Quando os barcos estavam muito perto um do outro, acabavam colidindo, frequentemente derrubando Erik. Como Rob sabia que seu aluno prodígio certamente evoluiria para rios com pedras, lajes, troncos e buracos, decidiu tentar outro método para guiá-lo. Rob passou então a remar atrás de Erik, e isso permitiu que mantivesse uma distância menor entre os dois. Ele gritava: “Vire à direita!”, “vire à esquerda!”, “sequência de ondas!” ou “remanso!” conforme ia estudando o rio. De acordo com Rob, no final do primeiro dia em que usaram essa técnica Erik estava executando cada movimento “de forma impecável.” Mas logo a dupla sacou que, à medida que as águas aumentavam, também crescia a necessidade de uma comunicação mais consistente. Tentaram rádios à prova d’água, que permitiam a Rob dar instruções curva-a-curva diretamente no fone de ouvido de Erik. Porém os rádios também não funcionaram direito, porque apenas uma pessoa pode falar de cada vez (tipo um botão de Nextel). O sistema também tinha um atraso de meio segundo – muito longo para um cara cego num campo minado de obstáculos –, e às vezes a comunicação era cortada de repente. “Você pode imaginar o que acontece quando uma pessoa cega entra na parte mais caudalosa do rio e o rádio para de funcionar”, diz Rob. Rádios duplex (como telefones, onde duas pessoas podem falar simultaneamente) também falharam, porque não eram à prova d’água e tinham som ruim. Em março passado, finalmente os dois encontraram uma opção melhor: uma empresa britânica chamada DS Neptune Developments, que vende um sistema de comunicação via bluetooth totalmente à prova d’água, o que permite a duas pessoas estarem na linha ao mesmo tempo. De acordo com Chris Wiegand, que também ajuda Erik como guia, esse novo sistema permite ativação e conversa em tempo real. Também possibilita aos guias de Erik estarem um pouco mais longe dele, diminuindo o risco de os caiaques baterem.

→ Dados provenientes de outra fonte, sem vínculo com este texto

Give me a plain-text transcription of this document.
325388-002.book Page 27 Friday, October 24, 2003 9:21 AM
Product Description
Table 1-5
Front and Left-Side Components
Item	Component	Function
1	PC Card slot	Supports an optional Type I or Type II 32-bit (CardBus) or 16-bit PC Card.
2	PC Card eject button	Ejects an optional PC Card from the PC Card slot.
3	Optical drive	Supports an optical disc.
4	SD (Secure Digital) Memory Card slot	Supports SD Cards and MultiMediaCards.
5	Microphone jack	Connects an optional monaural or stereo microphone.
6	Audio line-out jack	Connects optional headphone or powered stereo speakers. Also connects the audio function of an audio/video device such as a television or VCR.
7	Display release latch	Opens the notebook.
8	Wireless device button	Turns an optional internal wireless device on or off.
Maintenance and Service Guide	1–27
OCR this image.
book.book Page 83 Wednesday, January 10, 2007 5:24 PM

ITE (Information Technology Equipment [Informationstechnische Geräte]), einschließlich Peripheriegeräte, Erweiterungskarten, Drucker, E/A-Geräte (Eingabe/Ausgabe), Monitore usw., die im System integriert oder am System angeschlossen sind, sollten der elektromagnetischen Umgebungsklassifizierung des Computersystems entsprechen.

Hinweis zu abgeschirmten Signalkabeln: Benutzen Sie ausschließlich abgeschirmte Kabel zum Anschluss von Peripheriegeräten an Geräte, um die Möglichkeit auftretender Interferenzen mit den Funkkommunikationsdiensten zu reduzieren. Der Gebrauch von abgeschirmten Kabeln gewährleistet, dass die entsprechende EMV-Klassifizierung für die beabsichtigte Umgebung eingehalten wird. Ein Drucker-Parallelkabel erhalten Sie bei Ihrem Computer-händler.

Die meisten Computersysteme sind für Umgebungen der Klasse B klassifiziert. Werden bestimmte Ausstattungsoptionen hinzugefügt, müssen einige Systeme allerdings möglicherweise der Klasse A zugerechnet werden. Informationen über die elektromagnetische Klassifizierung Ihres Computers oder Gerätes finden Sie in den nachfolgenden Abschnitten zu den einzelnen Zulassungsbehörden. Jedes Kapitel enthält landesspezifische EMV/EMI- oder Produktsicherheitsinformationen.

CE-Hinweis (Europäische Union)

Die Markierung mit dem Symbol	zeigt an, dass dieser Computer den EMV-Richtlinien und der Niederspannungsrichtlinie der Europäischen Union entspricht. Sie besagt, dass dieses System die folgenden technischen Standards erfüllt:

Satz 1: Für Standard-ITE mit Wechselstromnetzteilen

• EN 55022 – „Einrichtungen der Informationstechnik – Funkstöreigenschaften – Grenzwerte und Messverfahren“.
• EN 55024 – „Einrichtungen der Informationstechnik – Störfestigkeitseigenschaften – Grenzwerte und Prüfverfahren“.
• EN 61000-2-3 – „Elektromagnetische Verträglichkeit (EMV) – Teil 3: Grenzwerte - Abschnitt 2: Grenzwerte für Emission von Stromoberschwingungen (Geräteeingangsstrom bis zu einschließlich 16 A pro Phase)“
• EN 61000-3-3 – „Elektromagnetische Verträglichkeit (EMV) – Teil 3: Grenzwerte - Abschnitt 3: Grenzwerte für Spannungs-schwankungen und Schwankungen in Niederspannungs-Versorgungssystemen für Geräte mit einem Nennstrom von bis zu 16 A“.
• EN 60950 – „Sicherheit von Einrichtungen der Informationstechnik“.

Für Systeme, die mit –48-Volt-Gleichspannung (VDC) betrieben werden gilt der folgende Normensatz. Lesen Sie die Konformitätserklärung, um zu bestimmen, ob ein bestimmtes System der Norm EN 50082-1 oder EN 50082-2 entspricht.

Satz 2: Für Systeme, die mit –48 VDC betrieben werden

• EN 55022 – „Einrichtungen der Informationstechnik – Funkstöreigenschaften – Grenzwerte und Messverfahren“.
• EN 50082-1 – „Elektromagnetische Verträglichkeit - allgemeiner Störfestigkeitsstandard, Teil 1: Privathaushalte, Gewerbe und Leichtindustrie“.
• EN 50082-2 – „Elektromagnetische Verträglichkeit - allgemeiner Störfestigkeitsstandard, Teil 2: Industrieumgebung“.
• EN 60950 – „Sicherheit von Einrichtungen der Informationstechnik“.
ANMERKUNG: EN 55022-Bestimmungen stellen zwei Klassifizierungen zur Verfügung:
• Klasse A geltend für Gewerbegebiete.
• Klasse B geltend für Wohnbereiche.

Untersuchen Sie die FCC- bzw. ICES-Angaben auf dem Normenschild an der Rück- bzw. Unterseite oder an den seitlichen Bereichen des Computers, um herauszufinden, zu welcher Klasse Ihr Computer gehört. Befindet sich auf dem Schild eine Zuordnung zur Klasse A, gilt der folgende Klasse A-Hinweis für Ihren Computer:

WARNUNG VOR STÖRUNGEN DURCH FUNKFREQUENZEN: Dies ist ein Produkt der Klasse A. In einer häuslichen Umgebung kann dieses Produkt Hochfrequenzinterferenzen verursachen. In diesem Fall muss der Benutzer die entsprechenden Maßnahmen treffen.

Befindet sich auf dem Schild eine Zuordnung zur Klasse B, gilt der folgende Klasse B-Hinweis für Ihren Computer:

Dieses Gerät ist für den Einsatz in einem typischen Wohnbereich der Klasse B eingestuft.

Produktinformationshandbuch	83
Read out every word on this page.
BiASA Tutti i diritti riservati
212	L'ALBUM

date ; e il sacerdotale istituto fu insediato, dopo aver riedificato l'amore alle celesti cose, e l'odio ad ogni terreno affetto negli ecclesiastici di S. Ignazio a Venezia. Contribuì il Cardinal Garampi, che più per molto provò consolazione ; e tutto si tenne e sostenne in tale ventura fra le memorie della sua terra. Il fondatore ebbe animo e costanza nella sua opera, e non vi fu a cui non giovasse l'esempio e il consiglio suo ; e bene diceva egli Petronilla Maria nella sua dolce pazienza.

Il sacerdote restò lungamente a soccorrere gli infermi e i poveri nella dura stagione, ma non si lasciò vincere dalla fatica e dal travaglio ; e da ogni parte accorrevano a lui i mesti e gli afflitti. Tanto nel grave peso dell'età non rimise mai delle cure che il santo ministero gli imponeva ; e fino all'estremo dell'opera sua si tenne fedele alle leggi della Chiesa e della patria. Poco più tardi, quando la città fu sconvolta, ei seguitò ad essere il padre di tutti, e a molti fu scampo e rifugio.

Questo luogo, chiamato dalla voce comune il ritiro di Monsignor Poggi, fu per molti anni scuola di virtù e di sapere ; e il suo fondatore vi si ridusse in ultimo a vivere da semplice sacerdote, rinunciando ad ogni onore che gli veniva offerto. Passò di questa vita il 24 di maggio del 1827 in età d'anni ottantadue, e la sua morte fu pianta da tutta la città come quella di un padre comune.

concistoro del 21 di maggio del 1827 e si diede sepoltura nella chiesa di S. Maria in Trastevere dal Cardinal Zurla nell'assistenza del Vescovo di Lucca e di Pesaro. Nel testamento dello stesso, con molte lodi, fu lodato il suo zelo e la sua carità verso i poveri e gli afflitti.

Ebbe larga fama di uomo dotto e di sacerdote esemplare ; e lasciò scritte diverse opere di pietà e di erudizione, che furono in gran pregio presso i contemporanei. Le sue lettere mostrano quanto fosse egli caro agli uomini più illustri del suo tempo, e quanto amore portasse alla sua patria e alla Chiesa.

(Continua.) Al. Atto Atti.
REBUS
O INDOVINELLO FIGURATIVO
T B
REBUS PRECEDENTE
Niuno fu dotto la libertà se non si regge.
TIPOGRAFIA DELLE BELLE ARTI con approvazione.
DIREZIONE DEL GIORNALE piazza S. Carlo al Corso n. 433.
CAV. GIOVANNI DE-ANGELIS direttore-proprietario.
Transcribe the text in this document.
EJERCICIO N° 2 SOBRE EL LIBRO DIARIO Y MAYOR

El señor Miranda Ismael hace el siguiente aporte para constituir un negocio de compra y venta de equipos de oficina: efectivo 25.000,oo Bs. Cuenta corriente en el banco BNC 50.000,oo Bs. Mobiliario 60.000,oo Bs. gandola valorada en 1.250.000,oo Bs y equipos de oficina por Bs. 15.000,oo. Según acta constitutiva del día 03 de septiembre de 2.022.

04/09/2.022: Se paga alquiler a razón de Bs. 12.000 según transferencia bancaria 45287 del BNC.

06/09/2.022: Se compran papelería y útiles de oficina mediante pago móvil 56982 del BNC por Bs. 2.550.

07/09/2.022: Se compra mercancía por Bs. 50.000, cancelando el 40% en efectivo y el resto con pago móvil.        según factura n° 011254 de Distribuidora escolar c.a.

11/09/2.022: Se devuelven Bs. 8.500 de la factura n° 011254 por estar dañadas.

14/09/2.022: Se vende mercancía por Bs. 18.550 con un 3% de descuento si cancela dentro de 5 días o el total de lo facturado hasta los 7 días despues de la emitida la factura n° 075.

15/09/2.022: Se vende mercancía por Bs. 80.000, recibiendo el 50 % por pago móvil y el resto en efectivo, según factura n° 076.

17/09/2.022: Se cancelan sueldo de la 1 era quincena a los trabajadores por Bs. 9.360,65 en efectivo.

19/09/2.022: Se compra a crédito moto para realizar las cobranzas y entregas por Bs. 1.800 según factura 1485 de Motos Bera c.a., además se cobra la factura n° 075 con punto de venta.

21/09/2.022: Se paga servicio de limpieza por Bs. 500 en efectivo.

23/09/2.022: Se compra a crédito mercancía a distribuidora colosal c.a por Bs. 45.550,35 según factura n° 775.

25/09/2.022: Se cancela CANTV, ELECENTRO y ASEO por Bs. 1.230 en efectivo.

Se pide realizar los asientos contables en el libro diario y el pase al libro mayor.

O GRAND CANYON PODE SER mais piedoso – e, consequentemente, mais factível para Erik – do que a maioria das pessoas imagina. Pelo menos é o que diz Brad Dimock, guia da agência de turismo Arizona Raft Adventures que trabalha e escreve a respeito do rio Colorado há mais de 40 anos. Segundo Brad, o Grand Canyon tem vazão semelhante ao Usumacinta apenas quando está enfrentando enchentes – o que não acontecerá tão cedo, já que o oeste do país sofre com uma baita seca há meses. Além disso, o rio Colorado tende a ser mais manso do que se pensa. “De seus 365 quilômetros, apenas 50 quilômetros do Colorado e seus afluentes têm corredeiras significativas”, diz Brad. Guias como ele chamam o Grand Canyon de “um grande classe III com um par de corredeiras classe IV”. Tradução: ainda que o volume de águas seja enorme, o Grand Canyon é um lugar difícil de uma pessoa se afogar, a menos que ela vacile muito. O canoísta Brad Ludden, que realizou a primeira descida de dezenas de rios pelo mundo e agora tem uma ONG que leva sobreviventes de câncer para aventuras ao ar livre, concorda. “Você pode nadar toda a extensão do rio e sobreviver”, diz. “Mas para uma pessoa cega se trata de um rio extremamente desafiador. Tem ondas gigantes e inevitáveis. Se ele conseguir manter o controle mental, se dará bem. Porém, no segundo em que perder o autocontrole, a situação pode ficar bem mais difícil”.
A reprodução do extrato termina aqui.